En outre, alors que la réalité des termes ainsi employés est particulièrement caractérisée, ce qui est le témoignage de ce qu’elle peut être violente et agressive dans ses propos, force est de constater que cela infirme l’ensemble des attestations produites par Mme [D].

Par ailleurs, s’il existe une imprécision sur la date des faits ainsi relatés, certains pouvant remonter à plusieurs années, ainsi notamment ceux décrits lors de la soirée organisée par l’entreprise, ou à quelques mois, ainsi, les violences verbales à l’encontre de Mme [B] lors d’une réunion d’équipe, il ressort cependant suffisamment des attestations ainsi produites qu’il s’agit en réalité, au-delà de faits plus marquants pour lesquels les salariés peuvent les situer dans le temps, d’un comportement habituel fait de moqueries et de remarques blessantes qui se poursuit et s’amplifie à mesure de l’absence de sanctions par les chefs d’équipe, ce dont la direction a eu une entière et pleine connaissance à l’issue de l’enquête diligentée après réception du courrier anonyme.

A cet égard, il importe peu que le courrier anonyme n’ait pas mentionné le nom de Mme [D] dans la mesure où l’enquête qui s’en est suivie a permis de mettre à jour un comportement inadapté de sa part, de même qu’il ne saurait être tiré argument du fait que les personnes ayant dénoncé ces comportements ne soient pas visés dans la lettre de licenciement ou n’aient pas été précisés à Mme [D] lors de l’entretien préalable à licenciement dès lors qu’il ressort du compte-rendu dressé à cette occasion que les faits reprochés ont été suffisamment circonstanciés pour qu’elle puisse utilement se défendre et qu’il a été produit devant la juridiction les attestations de nature à établir les différents griefs.

Enfin, il ne peut être reproché à l’employeur d’avoir consulté la délégation unique du personnel suite à cette enquête pour recueillir leur avis sur les suites à y donner, cet avis ne liant pas la société Duhamel logistique qui restait libre de la décision à prendre suite à l’entretien préalable à licenciement.

Au regard des faits ainsi établis, qui interdisaient toute poursuite du contrat de travail compte tenu des risques qu’ils faisaient courir sur la santé d’autres salariés, il ne peut utilement être mis en avant par Mme [D] que son licenciement aurait été motivé par une volonté de réorganisation et il convient en conséquence d’infirmer le jugement, de dire que le licenciement pour faute grave est fondé et de débouter Mme [D] de l’ensemble de ses demandes, y compris de sa demande de dommages et intérêts pour mise à pied vexatoire dès lors que la société Duhamel logistique a, au contraire, fait preuve de retenue en attendant d’avoir recueilli l’ensemble des auditions des salariés avant de prononcer la mise à pied.
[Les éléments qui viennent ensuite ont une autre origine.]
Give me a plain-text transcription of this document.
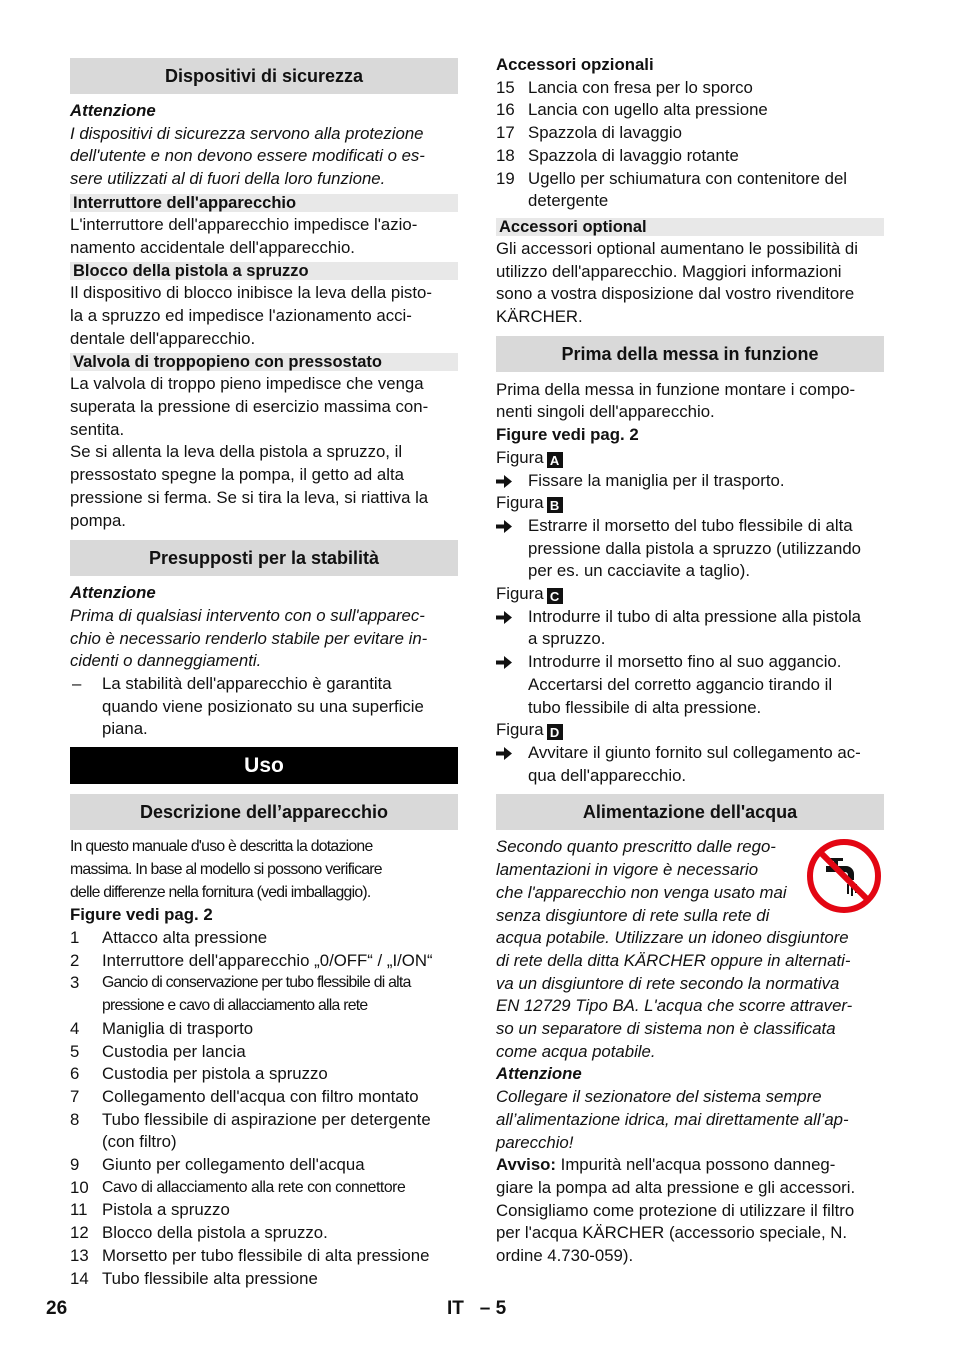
Dispositivi di sicurezza

Attenzione

I dispositivi di sicurezza servono alla protezione
dell'utente e non devono essere modificati o es-
sere utilizzati al di fuori della loro funzione.
Interruttore dell'apparecchio
L'interruttore dell'apparecchio impedisce l'azio-
namento accidentale dell'apparecchio.
Blocco della pistola a spruzzo
Il dispositivo di blocco inibisce la leva della pisto-
la a spruzzo ed impedisce l'azionamento acci-
dentale dell'apparecchio.
Valvola di troppopieno con pressostato
La valvola di troppo pieno impedisce che venga
superata la pressione di esercizio massima con-
sentita.
Se si allenta la leva della pistola a spruzzo, il
pressostato spegne la pompa, il getto ad alta
pressione si ferma. Se si tira la leva, si riattiva la
pompa.
Presupposti per la stabilità

Attenzione

Prima di qualsiasi intervento con o sull'apparec-
chio è necessario renderlo stabile per evitare in-
cidenti o danneggiamenti.
–	La stabilità dell'apparecchio è garantita
quando viene posizionato su una superficie
piana.
Uso
Descrizione dell’apparecchio
In questo manuale d'uso è descritta la dotazione
massima. In base al modello si possono verificare
delle differenze nella fornitura (vedi imballaggio).

Figure vedi pag. 2

1	Attacco alta pressione
2	Interruttore dell'apparecchio „0/OFF“ / „I/ON“
3	Gancio di conservazione per tubo flessibile di alta
pressione e cavo di allacciamento alla rete
4	Maniglia di trasporto
5	Custodia per lancia
6	Custodia per pistola a spruzzo
7	Collegamento dell'acqua con filtro montato
8	Tubo flessibile di aspirazione per detergente
(con filtro)
9	Giunto per collegamento dell'acqua
10 Cavo di allacciamento alla rete con connettore
11 Pistola a spruzzo
12 Blocco della pistola a spruzzo.
13 Morsetto per tubo flessibile di alta pressione
14 Tubo flessibile alta pressione

Accessori opzionali

15 Lancia con fresa per lo sporco
16 Lancia con ugello alta pressione
17 Spazzola di lavaggio
18 Spazzola di lavaggio rotante
19 Ugello per schiumatura con contenitore del
detergente
Accessori optional
Gli accessori optional aumentano le possibilità di
utilizzo dell'apparecchio. Maggiori informazioni
sono a vostra disposizione dal vostro rivenditore
KÄRCHER.
Prima della messa in funzione
Prima della messa in funzione montare i compo-
nenti singoli dell'apparecchio.

Figure vedi pag. 2

Figura A
Fissare la maniglia per il trasporto.
Figura B
Estrarre il morsetto del tubo flessibile di alta
pressione dalla pistola a spruzzo (utilizzando
per es. un cacciavite a taglio).
Figura C
Introdurre il tubo di alta pressione alla pistola
a spruzzo.
Introdurre il morsetto fino al suo aggancio.
Accertarsi del corretto aggancio tirando il
tubo flessibile di alta pressione.
Figura D
Avvitare il giunto fornito sul collegamento ac-
qua dell'apparecchio.
Alimentazione dell'acqua
Secondo quanto prescritto dalle rego-
lamentazioni in vigore è necessario
che l'apparecchio non venga usato mai
senza disgiuntore di rete sulla rete di
acqua potabile. Utilizzare un idoneo disgiuntore
di rete della ditta KÄRCHER oppure in alternati-
va un disgiuntore di rete secondo la normativa
EN 12729 Tipo BA. L'acqua che scorre attraver-
so un separatore di sistema non è classificata
come acqua potabile.

Attenzione

Collegare il sezionatore del sistema sempre
all’alimentazione idrica, mai direttamente all’ap-
parecchio!
Avviso: Impurità nell'acqua possono danneg-
giare la pompa ad alta pressione e gli accessori.
Consigliamo come protezione di utilizzare il filtro
per l'acqua KÄRCHER (accessorio speciale, N.
ordine 4.730-059).
26	IT   – 5
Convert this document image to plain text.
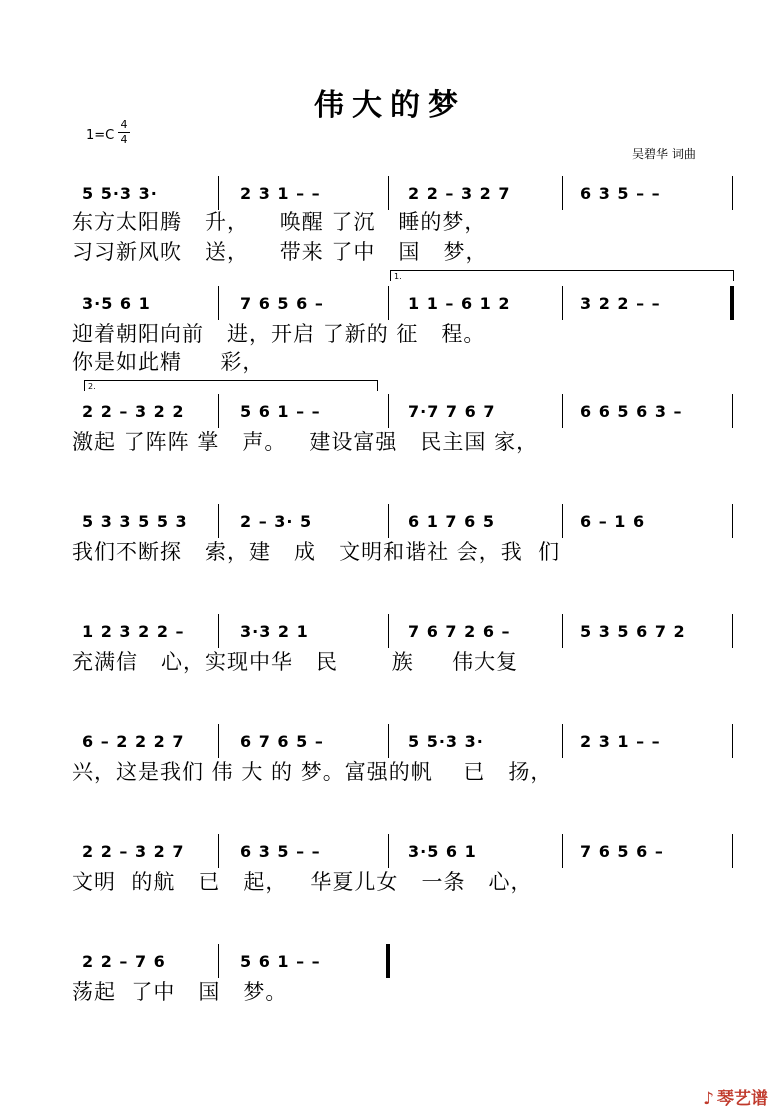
伟大的梦
$1=C \frac{4}{4}$
吴碧华 词曲
5 5·3 3·	2 3 1 – –	2 2 – 3 2 7	6 3 5 – –
东方太阳腾   升，    唤醒 了沉   睡的梦，
习习新风吹   送，    带来 了中   国   梦，
1.
3·5 6 1	7 6 5 6 –	1 1 – 6 1 2	3 2 2 – –
迎着朝阳向前   进，开启 了新的 征   程。
你是如此精     彩，
2.
2 2 – 3 2 2	5 6 1 – –	7·7 7 6 7	6 6 5 6 3 –
激起 了阵阵 掌   声。   建设富强   民主国 家，
5 3 3 5 5 3	2 – 3· 5	6 1 7 6 5	6 – 1 6
我们不断探   索，建   成   文明和谐社 会，我  们
1 2 3 2 2 –	3·3 2 1	7 6 7 2 6 –	5 3 5 6 7 2
充满信   心，实现中华   民       族     伟大复
6 – 2 2 2 7	6 7 6 5 –	5 5·3 3·	2 3 1 – –
兴，这是我们 伟 大 的 梦。富强的帆    已   扬，
2 2 – 3 2 7	6 3 5 – –	3·5 6 1	7 6 5 6 –
文明  的航   已   起，   华夏儿女   一条   心，
2 2 – 7 6	5 6 1 – –
荡起  了中   国   梦。
♪ 琴艺谱
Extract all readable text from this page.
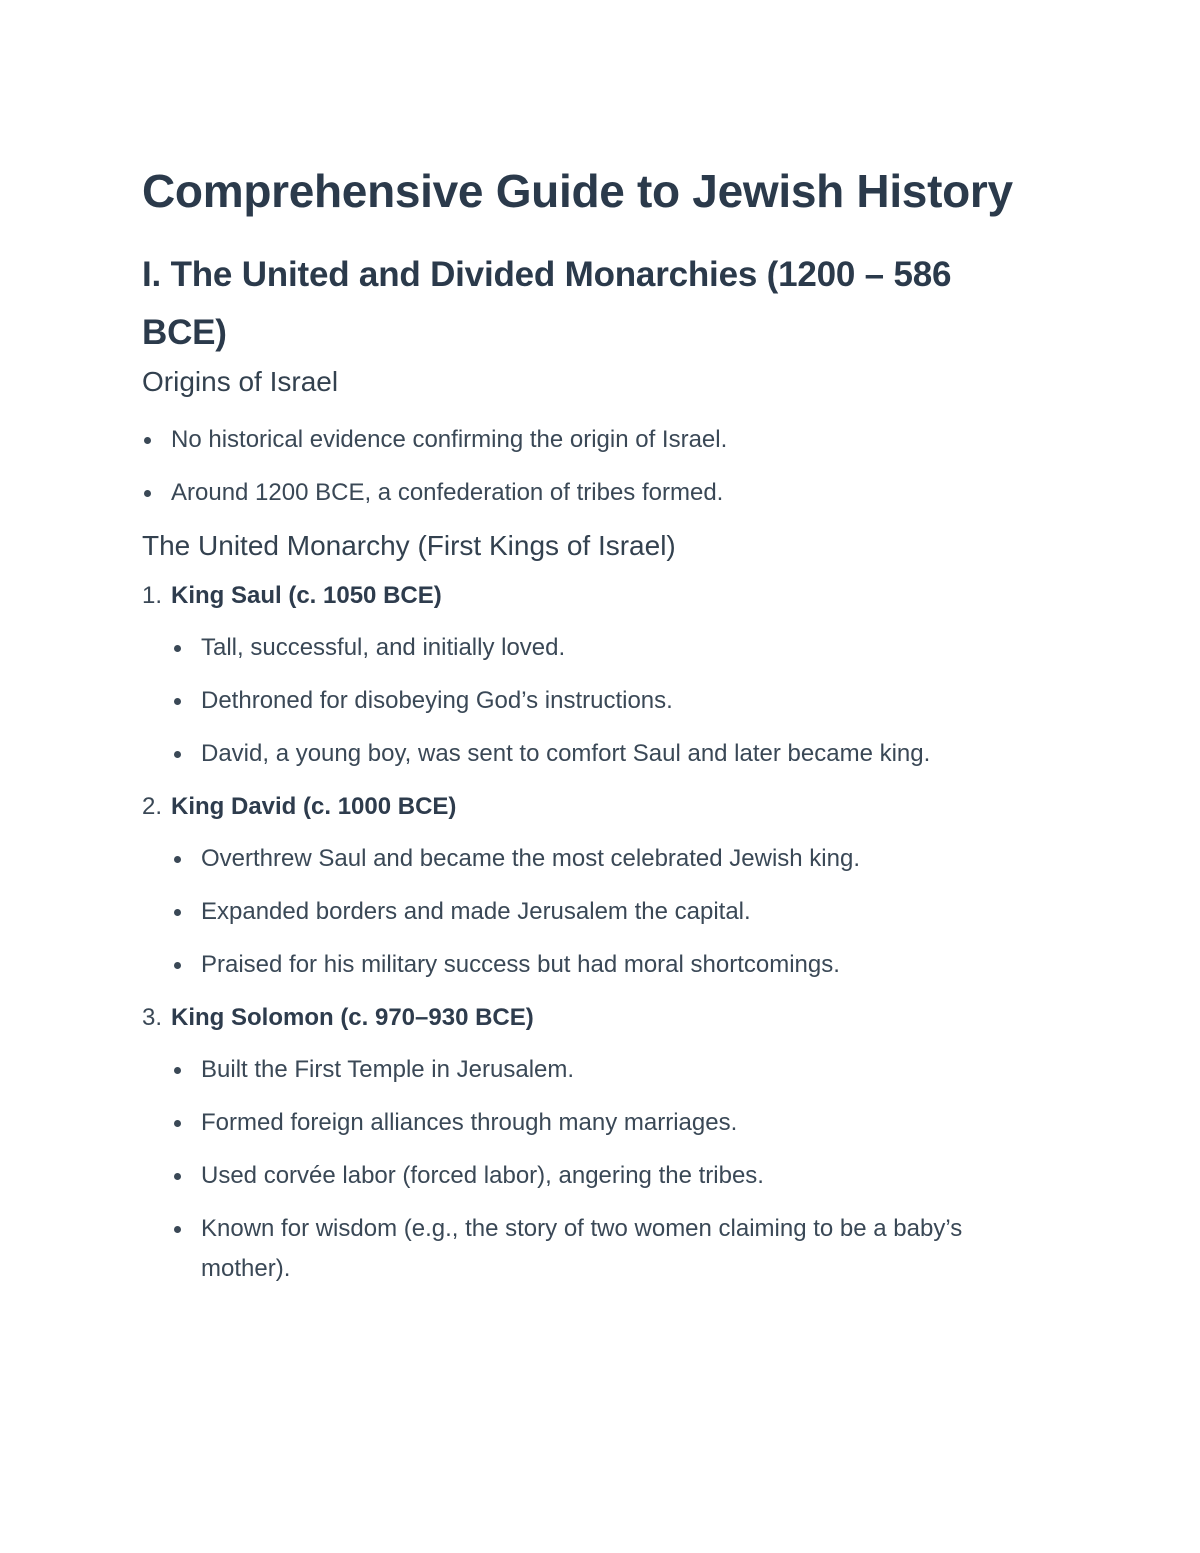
Comprehensive Guide to Jewish History
I. The United and Divided Monarchies (1200 – 586 BCE)
Origins of Israel
No historical evidence confirming the origin of Israel.
Around 1200 BCE, a confederation of tribes formed.
The United Monarchy (First Kings of Israel)
1. King Saul (c. 1050 BCE)
Tall, successful, and initially loved.
Dethroned for disobeying God’s instructions.
David, a young boy, was sent to comfort Saul and later became king.
2. King David (c. 1000 BCE)
Overthrew Saul and became the most celebrated Jewish king.
Expanded borders and made Jerusalem the capital.
Praised for his military success but had moral shortcomings.
3. King Solomon (c. 970–930 BCE)
Built the First Temple in Jerusalem.
Formed foreign alliances through many marriages.
Used corvée labor (forced labor), angering the tribes.
Known for wisdom (e.g., the story of two women claiming to be a baby’s mother).
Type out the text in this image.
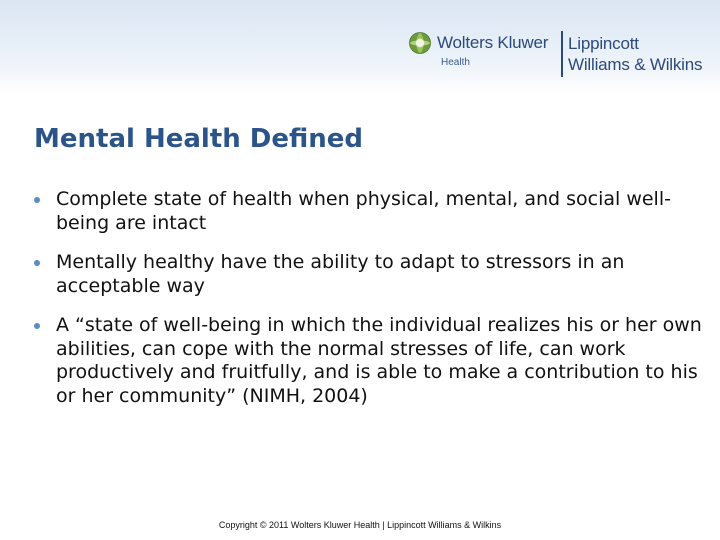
Wolters Kluwer
Health
Lippincott
Williams & Wilkins
Mental Health Defined
Complete state of health when physical, mental, and social well-being are intact
Mentally healthy have the ability to adapt to stressors in an acceptable way
A “state of well-being in which the individual realizes his or her own abilities, can cope with the normal stresses of life, can work productively and fruitfully, and is able to make a contribution to his or her community” (NIMH, 2004)
Copyright © 2011 Wolters Kluwer Health | Lippincott Williams & Wilkins
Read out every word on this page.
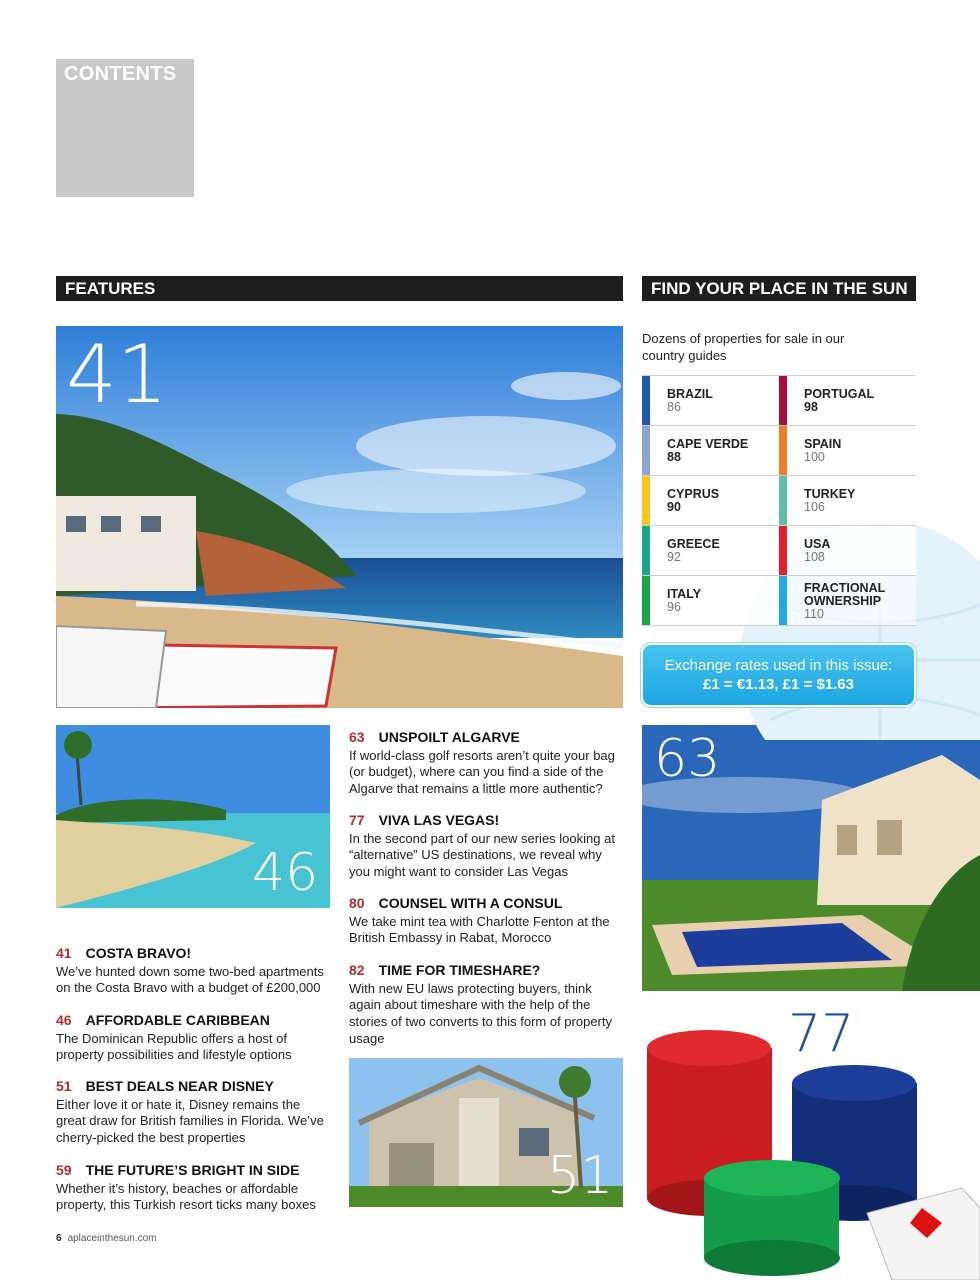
CONTENTS
FEATURES	FIND YOUR PLACE IN THE SUN
41
46
63
51
77
41 COSTA BRAVO!

We’ve hunted down some two-bed apartments on the Costa Bravo with a budget of £200,000

46 AFFORDABLE CARIBBEAN

The Dominican Republic offers a host of property possibilities and lifestyle options

51 BEST DEALS NEAR DISNEY

Either love it or hate it, Disney remains the great draw for British families in Florida. We’ve cherry-picked the best properties

59 THE FUTURE’S BRIGHT IN SIDE

Whether it’s history, beaches or affordable property, this Turkish resort ticks many boxes

63 UNSPOILT ALGARVE

If world-class golf resorts aren’t quite your bag (or budget), where can you find a side of the Algarve that remains a little more authentic?

77 VIVA LAS VEGAS!

In the second part of our new series looking at “alternative” US destinations, we reveal why you might want to consider Las Vegas

80 COUNSEL WITH A CONSUL

We take mint tea with Charlotte Fenton at the British Embassy in Rabat, Morocco

82 TIME FOR TIMESHARE?

With new EU laws protecting buyers, think again about timeshare with the help of the stories of two converts to this form of property usage

Dozens of properties for sale in our country guides
BRAZIL
86
PORTUGAL
98
CAPE VERDE
88
SPAIN
100
CYPRUS
90
TURKEY
106
GREECE
92
USA
108
ITALY
96
FRACTIONAL OWNERSHIP
110
Exchange rates used in this issue:
£1 = €1.13, £1 = $1.63
6 aplaceinthesun.com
Sur les dépens et frais irrépétibles

En qualité de partie succombante, il y a lieu de condamner Mme [D] aux entiers dépens, y compris ceux de première instance, de la débouter de sa demande formulée en application de l’article 700 du code de procédure civile et de la condamner à payer à la société Duhamel logistique la somme de 300 euros sur ce même fondement.